Nerus sighed. "Could have been a lot worse," he said as he took the General's hand and gently pulled it away. They'd treated the injury with alcohol, of course, but he might still get it infected if he kept dabbing his dirty fingers all over it.

He took a bandage from the medical kit and began wrapping it around the General's head. "No-one died. Agrippa is the only serious casualty. Other than him, it's just bites and cuts. They'll need to be seen to, of course, and soon. You know how fast con bites fester."

Patroclus nodded. "My fault. I led us right into the ambush..."

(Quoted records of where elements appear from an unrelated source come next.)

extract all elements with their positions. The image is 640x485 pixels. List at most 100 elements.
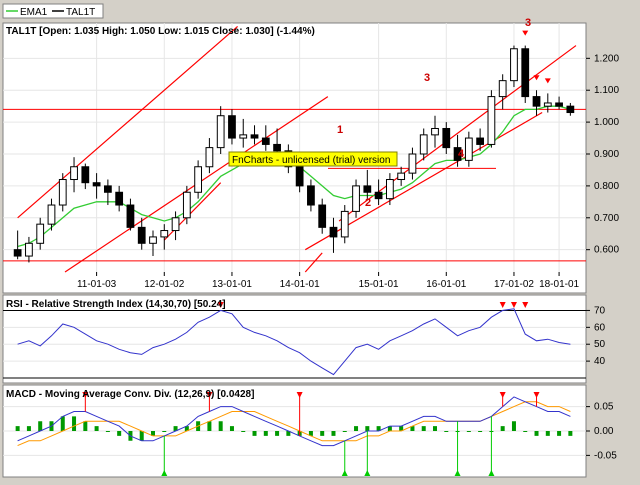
candle-body (160, 230, 169, 238)
down-arrows (522, 30, 551, 84)
x-tick-label-4: 15-01-01 (359, 279, 399, 290)
rsi-series-line (17, 308, 571, 376)
macd-hist-bar (568, 431, 573, 436)
macd-hist-bar (83, 421, 88, 431)
candle-body (25, 242, 33, 257)
legend-label-tal1t[interactable]: TAL1T (66, 7, 95, 18)
macd-hist-bar (60, 416, 65, 431)
candle-body (137, 226, 146, 244)
macd-hist-bar (105, 431, 110, 432)
macd-hist-bar (342, 431, 347, 432)
macd-hist-bar (286, 431, 291, 436)
x-tick-label-3: 14-01-01 (280, 279, 320, 290)
candle-body (216, 115, 225, 149)
macd-hist-bar (94, 426, 99, 431)
candle-body (476, 137, 485, 145)
watermark-text: FnCharts - unlicensed (trial) version (232, 155, 390, 166)
candle-body (239, 134, 248, 139)
down-arrow (522, 30, 529, 36)
y-tick-label-4: 0.800 (594, 181, 619, 192)
candle-body (92, 182, 101, 187)
candle-body (171, 217, 180, 232)
y-tick-label-6: 0.600 (594, 245, 619, 256)
legend-label-ema[interactable]: EMA1 (20, 7, 48, 18)
rsi-sell-marker (217, 302, 224, 308)
wave-label-3-top: 3 (525, 17, 531, 29)
candle-body (431, 127, 439, 136)
candle-body (126, 204, 135, 228)
macd-hist-bar (433, 426, 437, 431)
price-y-axis: 1.200 1.100 1.000 0.900 0.800 0.700 0.600 (586, 53, 619, 256)
rsi-panel (2, 294, 587, 384)
macd-grid (3, 406, 586, 456)
macd-y-tick-label-0: 0.05 (594, 402, 614, 413)
macd-hist-bar (308, 431, 313, 436)
candle-body (566, 105, 575, 114)
trend-line (304, 252, 323, 273)
wave-label-4: 4 (458, 148, 465, 160)
rsi-sell-marker (522, 302, 529, 308)
candle-body (13, 249, 22, 257)
buy-signal-marker (364, 470, 371, 476)
price-x-axis: 11-01-03 12-01-02 13-01-01 14-01-01 15-01-01… (77, 272, 580, 290)
y-tick-label-3: 0.900 (594, 149, 619, 160)
rsi-y-tick-label-2: 50 (594, 339, 606, 350)
rsi-grid (3, 309, 586, 379)
macd-hist-bar (523, 431, 528, 432)
macd-hist-bar (117, 431, 122, 436)
macd-hist-bar (466, 431, 471, 432)
x-tick-label-5: 16-01-01 (426, 279, 466, 290)
candle-body (228, 115, 236, 139)
wave-label-2: 2 (365, 197, 371, 209)
candle-body (329, 226, 338, 238)
candle-body (498, 80, 507, 98)
macd-hist-bar (15, 426, 20, 431)
x-tick-label-1: 12-01-02 (144, 279, 184, 290)
rsi-sell-marker (499, 302, 506, 308)
rsi-y-tick-label-3: 40 (594, 356, 606, 367)
candle-body (453, 147, 462, 161)
candle-body (419, 134, 428, 155)
y-tick-label-5: 0.700 (594, 213, 619, 224)
macd-hist-bar (478, 431, 483, 432)
rsi-markers (217, 302, 529, 308)
macd-hist-bar (207, 421, 212, 431)
macd-hist-bar (263, 431, 268, 436)
macd-header: MACD - Moving Average Conv. Div. (12,26,… (6, 389, 254, 400)
macd-hist-bar (162, 431, 167, 432)
macd-hist-bar (545, 431, 550, 436)
candle-body (543, 102, 552, 107)
x-tick-label-7: 18-01-01 (539, 279, 579, 290)
x-tick-label-2: 13-01-01 (212, 279, 252, 290)
candle-body (510, 48, 518, 82)
sell-signal-marker (296, 392, 303, 398)
candle-body (250, 134, 259, 139)
candle-body (149, 236, 157, 244)
rsi-y-tick-label-0: 70 (594, 305, 606, 316)
rsi-sell-marker (510, 302, 517, 308)
macd-hist-bar (331, 431, 336, 436)
sell-signal-marker (499, 392, 506, 398)
macd-markers (82, 392, 540, 476)
macd-hist-bar (252, 431, 257, 436)
candle-body (205, 147, 214, 168)
y-tick-label-0: 1.200 (594, 53, 619, 64)
rsi-y-tick-label-1: 60 (594, 322, 606, 333)
buy-signal-marker (341, 470, 348, 476)
candle-body (194, 166, 203, 193)
x-tick-label-0: 11-01-03 (77, 279, 117, 290)
candle-body (352, 185, 360, 212)
candle-body (374, 191, 383, 200)
macd-hist-bar (275, 431, 280, 436)
candle-body (81, 166, 90, 184)
rsi-y-axis: 70 60 50 40 (586, 305, 606, 367)
macd-y-tick-label-1: 0.00 (594, 426, 614, 437)
macd-hist-bar (229, 426, 234, 431)
macd-hist-bar (354, 426, 359, 431)
macd-hist-bar (511, 421, 516, 431)
candle-body (295, 166, 304, 187)
candle-body (555, 102, 563, 107)
macd-hist-bar (500, 426, 505, 431)
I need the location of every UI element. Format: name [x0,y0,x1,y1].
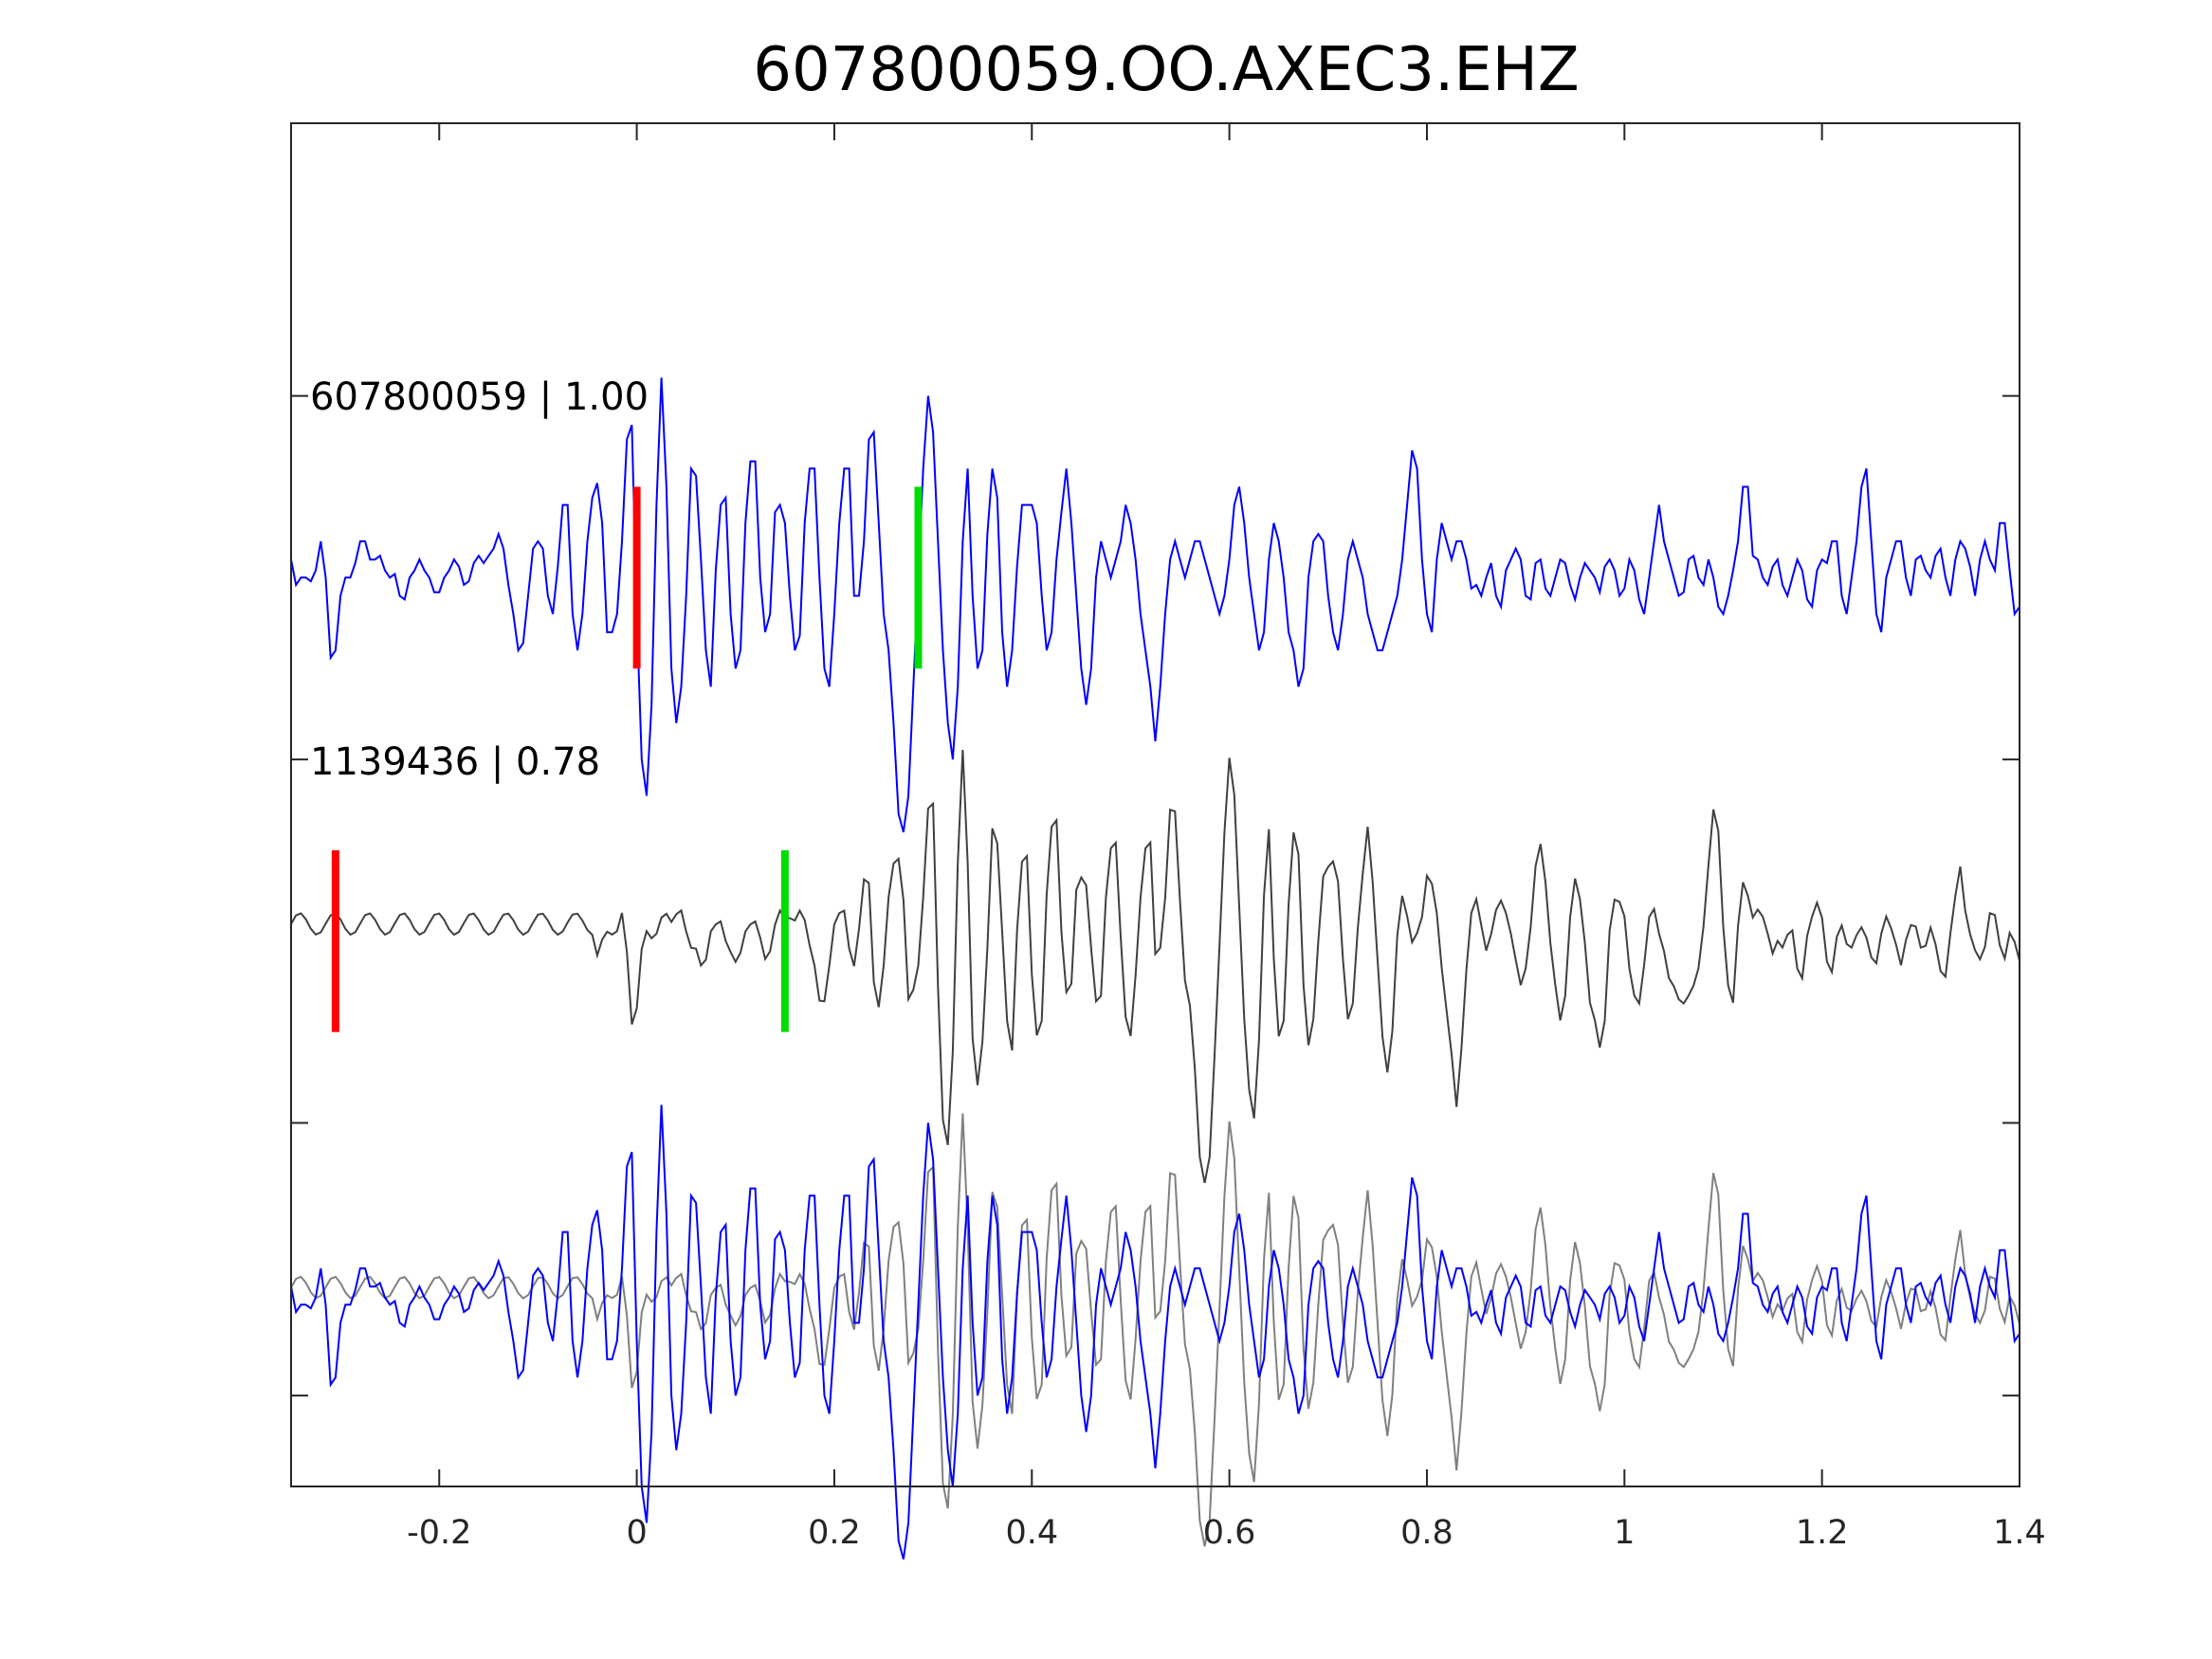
x-tick-label-6: 1 [1614,1514,1635,1552]
x-tick-label-5: 0.8 [1400,1514,1453,1552]
x-axis: -0.2 0 0.2 0.4 0.6 0.8 1 1.2 1.4 [407,123,2046,1552]
y-axis [291,394,2020,1397]
plot-area [290,377,2020,1559]
x-tick-label-3: 0.4 [1005,1514,1058,1552]
chart-title: 607800059.OO.AXEC3.EHZ [753,35,1580,105]
x-tick-label-2: 0.2 [808,1514,861,1552]
x-tick-label-1: 0 [626,1514,647,1552]
trace-607800059-line [290,377,2020,833]
trace-1139436-line [290,749,2020,1183]
overlay-607800059-line [290,1104,2020,1559]
trace-label-1139436: 1139436 | 0.78 [310,740,600,784]
x-tick-label-8: 1.4 [1993,1514,2046,1552]
x-tick-label-0: -0.2 [407,1514,471,1552]
x-tick-label-4: 0.6 [1203,1514,1256,1552]
trace-label-607800059: 607800059 | 1.00 [310,375,649,419]
overlay-1139436-line [290,1113,2020,1547]
axes-frame [290,122,2020,1487]
x-tick-label-7: 1.2 [1796,1514,1849,1552]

"You got us out of the ambush. There must have been twenty of them, and they took us cold, by surprise. According to standard military doctrine, we should all be dead." He glanced across at a large, hairy corpse lying in the entrance to one of the corridors.

The General smiled. "I've never been a big fan of standard military doctrine."

"That has been commented upon by many people. Makes me wonder how you ever got to be a General."

"His Lordship and I have something in common. We both like results, and we don't much care how we get them."

He waited patiently for the Captain to finish bandaging his head, then reached for his backpack and removed the Coronet of Farspeaking. The bandages made it awkward to sit it on his head and, as usual, he was acutely aware of how it looked on him with all the gold and jewels. Couldn't they have made it look a little more military? he thought in annoyance. It had clearly been made for a woman, all those centuries ago, but they couldn't afford to be fussy. It worked, and that was what mattered.

He adjusted the bandages until he had the thing more or less on his head and then concentrated. After a few moments the single ruby between and above his eyes began to flicker with an inner red fire as contact was made. The flicker failed to become a steady glow, though, indicating that the spell connecting him with his Lord had weakened still further. The further they went, the weaker it got.

"My Lord," he said out loud, "Can you hear me?"

"General?" said a voice in return. It sounded distorted, echoey and weak, as if it were coming through a pipe hundreds of feet long. "I can barely hear you."

"You're very weak as well, Lord," replied Patroclus, raising his voice. "I'm afraid that if we go much further we may be cut off altogether."

"Don't go any further then," said Lord Rajus. "It's important that I be able to call you back when the Konnens give in to our demands. Just circle around the city at the same distance you are now."